If convicted on all four federal charges, ousted Venezuelan President Nicolas Maduro faces a sentence of 20 years to life in prison. In the hearing scheduled in a few minutes in the federal courtroom in Lower Manhattan, Maduro and his wife, Cilia Flores, will be read the charges and their rights as defendants. It is almost certain that the judge will confirm Maduro’s detention without the possibility of release on bail while his lawyers will contest the arrest of a president of a sovereign state.
Here are the charges
The first charge concerns the accusation of narco-terrorism, the most serious, which involves Maduro and two others of the five co-defendants, but not his wife. The main indictment alleges that Maduro, together with current Interior Minister Diosdado Cabelllo Rondon and former Interior Minister Ramond Rodriguez Chacin, conspired to “knowingly” distribute cocaine to terrorist organizations as they were defined by the United States. (AGI)

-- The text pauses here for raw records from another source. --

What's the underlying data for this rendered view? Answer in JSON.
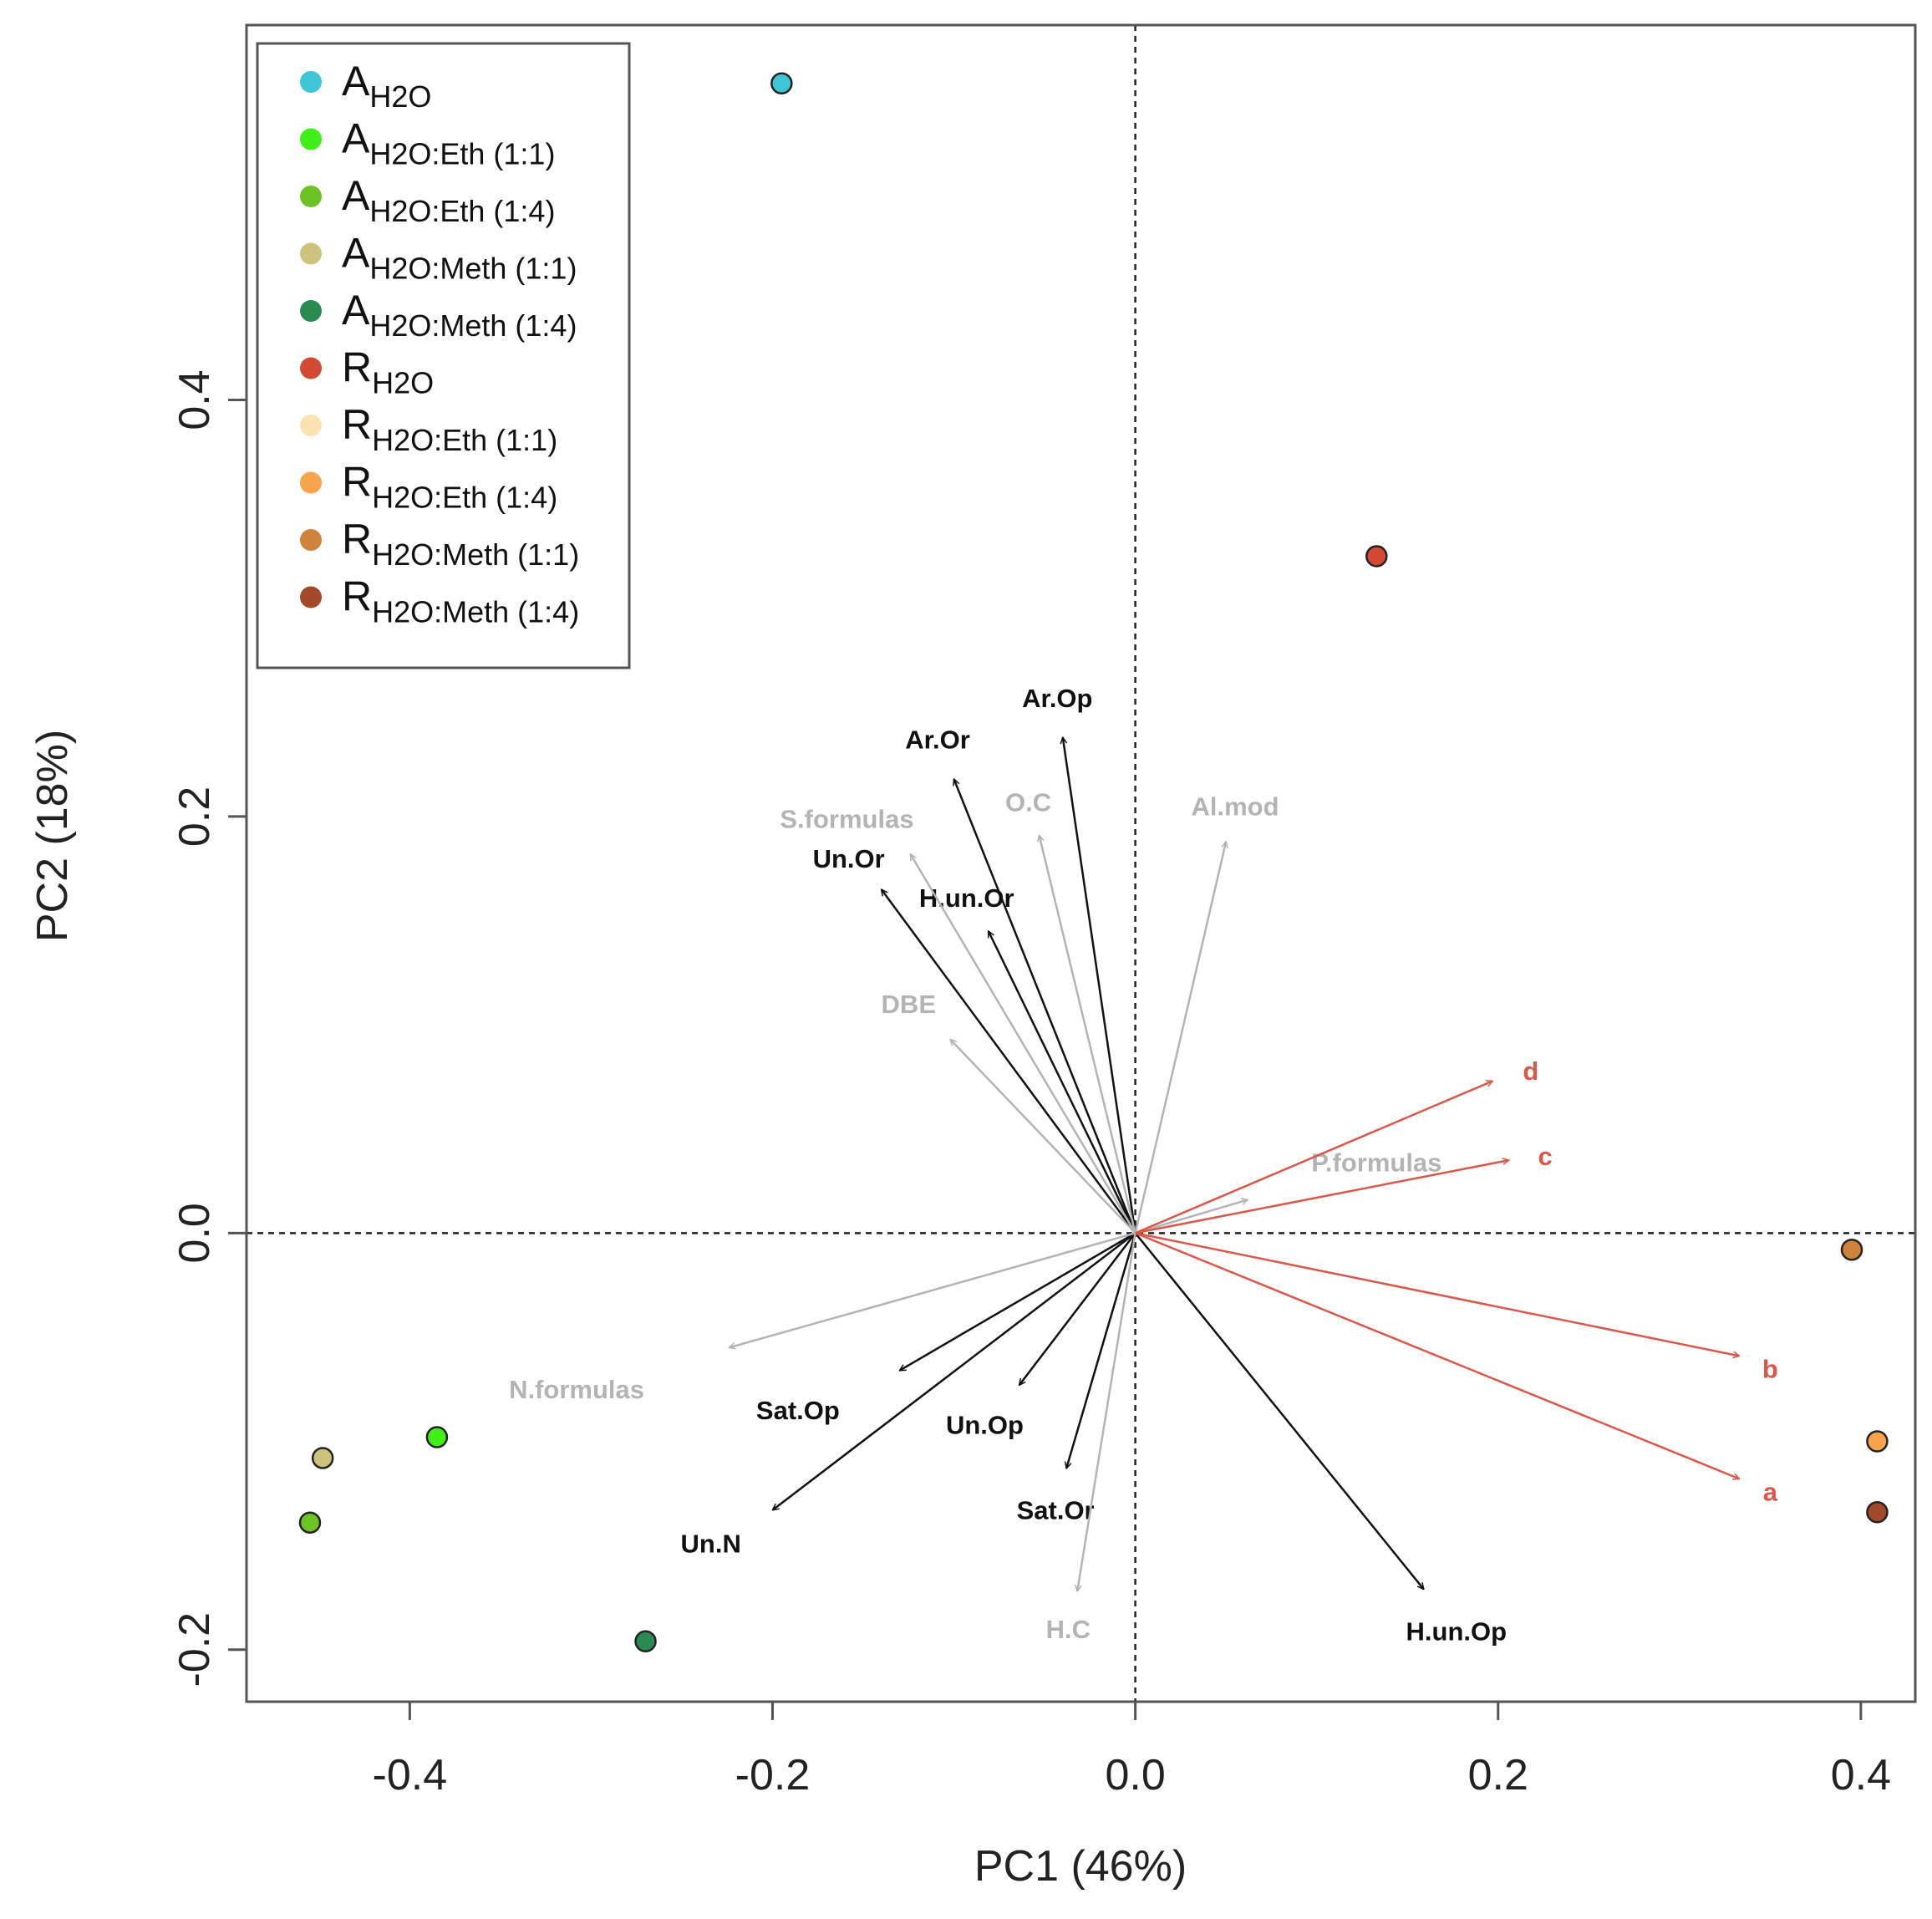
{
  "chart_data": {
    "type": "scatter",
    "title": "",
    "xlabel": "PC1 (46%)",
    "ylabel": "PC2 (18%)",
    "xlim": [
      -0.49,
      0.43
    ],
    "ylim": [
      -0.225,
      0.58
    ],
    "xticks": [
      {
        "value": -0.4,
        "label": "-0.4"
      },
      {
        "value": -0.2,
        "label": "-0.2"
      },
      {
        "value": 0.0,
        "label": "0.0"
      },
      {
        "value": 0.2,
        "label": "0.2"
      },
      {
        "value": 0.4,
        "label": "0.4"
      }
    ],
    "yticks": [
      {
        "value": -0.2,
        "label": "-0.2"
      },
      {
        "value": 0.0,
        "label": "0.0"
      },
      {
        "value": 0.2,
        "label": "0.2"
      },
      {
        "value": 0.4,
        "label": "0.4"
      }
    ],
    "reference_lines": {
      "x": 0,
      "y": 0,
      "style": "dashed"
    },
    "legend": {
      "position": "top-left",
      "entries": [
        {
          "id": "a-h2o",
          "main": "A",
          "sub": "H2O",
          "color": "#3ec6d6"
        },
        {
          "id": "a-eth-11",
          "main": "A",
          "sub": "H2O:Eth (1:1)",
          "color": "#40f018"
        },
        {
          "id": "a-eth-14",
          "main": "A",
          "sub": "H2O:Eth (1:4)",
          "color": "#6cc424"
        },
        {
          "id": "a-meth-11",
          "main": "A",
          "sub": "H2O:Meth (1:1)",
          "color": "#cdc27e"
        },
        {
          "id": "a-meth-14",
          "main": "A",
          "sub": "H2O:Meth (1:4)",
          "color": "#2a8a50"
        },
        {
          "id": "r-h2o",
          "main": "R",
          "sub": "H2O",
          "color": "#d24a34"
        },
        {
          "id": "r-eth-11",
          "main": "R",
          "sub": "H2O:Eth (1:1)",
          "color": "#fde2b4"
        },
        {
          "id": "r-eth-14",
          "main": "R",
          "sub": "H2O:Eth (1:4)",
          "color": "#f8a44c"
        },
        {
          "id": "r-meth-11",
          "main": "R",
          "sub": "H2O:Meth (1:1)",
          "color": "#d0823a"
        },
        {
          "id": "r-meth-14",
          "main": "R",
          "sub": "H2O:Meth (1:4)",
          "color": "#a4482a"
        }
      ]
    },
    "points": [
      {
        "series": "a-h2o",
        "x": -0.195,
        "y": 0.552
      },
      {
        "series": "a-eth-11",
        "x": -0.385,
        "y": -0.098
      },
      {
        "series": "a-eth-14",
        "x": -0.455,
        "y": -0.139
      },
      {
        "series": "a-meth-11",
        "x": -0.448,
        "y": -0.108
      },
      {
        "series": "a-meth-14",
        "x": -0.27,
        "y": -0.196
      },
      {
        "series": "r-h2o",
        "x": 0.133,
        "y": 0.325
      },
      {
        "series": "r-eth-14",
        "x": 0.409,
        "y": -0.1
      },
      {
        "series": "r-meth-11",
        "x": 0.395,
        "y": -0.008
      },
      {
        "series": "r-meth-14",
        "x": 0.409,
        "y": -0.134
      }
    ],
    "vectors": [
      {
        "label": "Ar.Op",
        "x": -0.04,
        "y": 0.238,
        "color": "#111111",
        "lx": -0.043,
        "ly": 0.257
      },
      {
        "label": "Ar.Or",
        "x": -0.1,
        "y": 0.218,
        "color": "#111111",
        "lx": -0.109,
        "ly": 0.237
      },
      {
        "label": "Un.Or",
        "x": -0.14,
        "y": 0.165,
        "color": "#111111",
        "lx": -0.158,
        "ly": 0.18
      },
      {
        "label": "H.un.Or",
        "x": -0.081,
        "y": 0.145,
        "color": "#111111",
        "lx": -0.093,
        "ly": 0.161
      },
      {
        "label": "Sat.Op",
        "x": -0.13,
        "y": -0.066,
        "color": "#111111",
        "lx": -0.186,
        "ly": -0.085
      },
      {
        "label": "Un.Op",
        "x": -0.064,
        "y": -0.073,
        "color": "#111111",
        "lx": -0.083,
        "ly": -0.092
      },
      {
        "label": "Un.N",
        "x": -0.2,
        "y": -0.133,
        "color": "#111111",
        "lx": -0.234,
        "ly": -0.149
      },
      {
        "label": "Sat.Or",
        "x": -0.038,
        "y": -0.113,
        "color": "#111111",
        "lx": -0.044,
        "ly": -0.133
      },
      {
        "label": "H.un.Op",
        "x": 0.159,
        "y": -0.171,
        "color": "#111111",
        "lx": 0.177,
        "ly": -0.191
      },
      {
        "label": "S.formulas",
        "x": -0.124,
        "y": 0.182,
        "color": "#b4b4b4",
        "lx": -0.159,
        "ly": 0.199
      },
      {
        "label": "O.C",
        "x": -0.053,
        "y": 0.191,
        "color": "#b4b4b4",
        "lx": -0.059,
        "ly": 0.207
      },
      {
        "label": "Al.mod",
        "x": 0.05,
        "y": 0.188,
        "color": "#b4b4b4",
        "lx": 0.055,
        "ly": 0.205
      },
      {
        "label": "DBE",
        "x": -0.102,
        "y": 0.093,
        "color": "#b4b4b4",
        "lx": -0.125,
        "ly": 0.11
      },
      {
        "label": "P.formulas",
        "x": 0.062,
        "y": 0.016,
        "color": "#b4b4b4",
        "lx": 0.133,
        "ly": 0.034
      },
      {
        "label": "N.formulas",
        "x": -0.224,
        "y": -0.055,
        "color": "#b4b4b4",
        "lx": -0.308,
        "ly": -0.075
      },
      {
        "label": "H.C",
        "x": -0.032,
        "y": -0.172,
        "color": "#b4b4b4",
        "lx": -0.037,
        "ly": -0.19
      },
      {
        "label": "d",
        "x": 0.197,
        "y": 0.073,
        "color": "#d9584a",
        "lx": 0.218,
        "ly": 0.078
      },
      {
        "label": "c",
        "x": 0.206,
        "y": 0.035,
        "color": "#d9584a",
        "lx": 0.226,
        "ly": 0.037
      },
      {
        "label": "b",
        "x": 0.333,
        "y": -0.059,
        "color": "#d9584a",
        "lx": 0.35,
        "ly": -0.065
      },
      {
        "label": "a",
        "x": 0.333,
        "y": -0.118,
        "color": "#d9584a",
        "lx": 0.35,
        "ly": -0.124
      }
    ]
  }
}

The indictment names the FARC, Colombia’s left-wing rebel fighter group, the Mexican Sinaloa drug cartel and the northeastern cartel known as Los Zetas. Among the organizations cited in the twenty-five pages of the act there is also the Venezuelan criminal gang Tren de Aragua. This crime, if proven, can carry a mandatory minimum sentence of twenty years in prison.
The second charge is that of conspiracy to import cocaine, which is triggered when at least five kilos of cocaine are brought into the United States and carries a mandatory minimum sentence of ten years. Counts three and four are related to weapons offenses and charge all defendants with conspiracy and possession of machine guns and explosive devices. Crimes committed in connection with drug trafficking carry additional mandatory sentences. Given that Maduro is 63 years old, even a sentence of forty or fifty years would be equivalent to a life sentence.